Any of the silent calls use an iframe that calls out to AAD to get the access token. The way AAD works is that it redirects back to the original application with the token in the url so in that iFrame the original application gets loaded which is why you see that initialization. I'm hopeful there is an elegant solution but I haven't found it yet.

It's important to realize that on the silent calls, the handleCallback method is being called in the instance of the app in the iFrame, not the parent app.

jo-me commented 6 years ago

Oohh. I understand. Never came to me to look inside the iframe. I thought that there are just some AAD dragons living there that I did not want to wake up.

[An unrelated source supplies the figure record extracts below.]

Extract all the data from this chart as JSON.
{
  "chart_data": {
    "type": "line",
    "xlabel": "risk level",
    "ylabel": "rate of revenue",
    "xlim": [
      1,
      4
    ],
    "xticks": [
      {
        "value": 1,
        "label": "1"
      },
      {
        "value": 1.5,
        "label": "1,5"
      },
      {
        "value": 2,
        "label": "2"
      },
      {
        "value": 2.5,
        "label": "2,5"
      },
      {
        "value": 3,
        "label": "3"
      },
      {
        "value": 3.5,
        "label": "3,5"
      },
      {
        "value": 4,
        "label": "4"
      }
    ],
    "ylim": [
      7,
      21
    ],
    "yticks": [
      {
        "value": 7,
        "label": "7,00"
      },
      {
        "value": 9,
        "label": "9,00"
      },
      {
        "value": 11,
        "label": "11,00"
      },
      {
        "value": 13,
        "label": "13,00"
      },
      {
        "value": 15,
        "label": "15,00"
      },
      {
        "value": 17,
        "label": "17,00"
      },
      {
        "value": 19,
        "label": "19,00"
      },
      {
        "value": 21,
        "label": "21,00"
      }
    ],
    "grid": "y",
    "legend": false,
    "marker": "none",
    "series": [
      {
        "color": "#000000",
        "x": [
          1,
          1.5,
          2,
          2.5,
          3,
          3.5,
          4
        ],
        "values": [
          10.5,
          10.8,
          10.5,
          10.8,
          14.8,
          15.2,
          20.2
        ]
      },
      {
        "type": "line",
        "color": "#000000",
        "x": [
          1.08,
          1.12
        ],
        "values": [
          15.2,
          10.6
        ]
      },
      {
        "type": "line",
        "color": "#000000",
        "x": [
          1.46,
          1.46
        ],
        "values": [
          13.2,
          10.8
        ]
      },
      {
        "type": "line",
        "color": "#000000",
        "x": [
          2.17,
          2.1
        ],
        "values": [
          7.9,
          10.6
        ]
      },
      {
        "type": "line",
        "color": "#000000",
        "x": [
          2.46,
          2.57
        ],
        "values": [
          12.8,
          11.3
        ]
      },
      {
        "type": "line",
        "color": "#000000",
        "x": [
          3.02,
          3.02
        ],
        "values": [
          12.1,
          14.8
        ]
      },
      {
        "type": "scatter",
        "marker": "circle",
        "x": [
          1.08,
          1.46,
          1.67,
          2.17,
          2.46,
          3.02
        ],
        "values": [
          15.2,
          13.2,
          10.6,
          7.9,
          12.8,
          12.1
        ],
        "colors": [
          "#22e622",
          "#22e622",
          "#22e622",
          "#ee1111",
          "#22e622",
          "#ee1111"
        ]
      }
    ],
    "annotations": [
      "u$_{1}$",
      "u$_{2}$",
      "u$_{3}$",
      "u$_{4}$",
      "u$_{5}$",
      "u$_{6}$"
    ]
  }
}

I guess then I'll have to modify the app so that the iframe instance does not go overboard with backend interactions.

How can I detect inside the app whether I'm running inside the iframe ? window.parent === window?

geerzo commented 6 years ago

You can use window.self != window.top but there might be a better way.

jo-me commented 6 years ago

So, I ended up spending way too much time on this.

Even after detecting the iframe from within my app and doing just the minimal things (like initializing adal to handle the callback) it still did not work . It always came back with dubious invalid_state adal errors and did therefore not write the new token to the storage.

Today, I tried this: https://stackoverflow.com/a/49109828 and it really worked. You don't have to adapt the angular app at all. The script will prevent it from bootstrapping in the iframe and just do the token handling directly in the parent app.

douglasfernandesjr commented 5 years ago

I`m facing the same issue, my app became really slow on the first access.

I tried the @jo-me solution, and i had to change the if statement, for: "if (window.parent && window.parent._adalInstance)". It`s stop the Angular from starting, but still didn't solve the problem.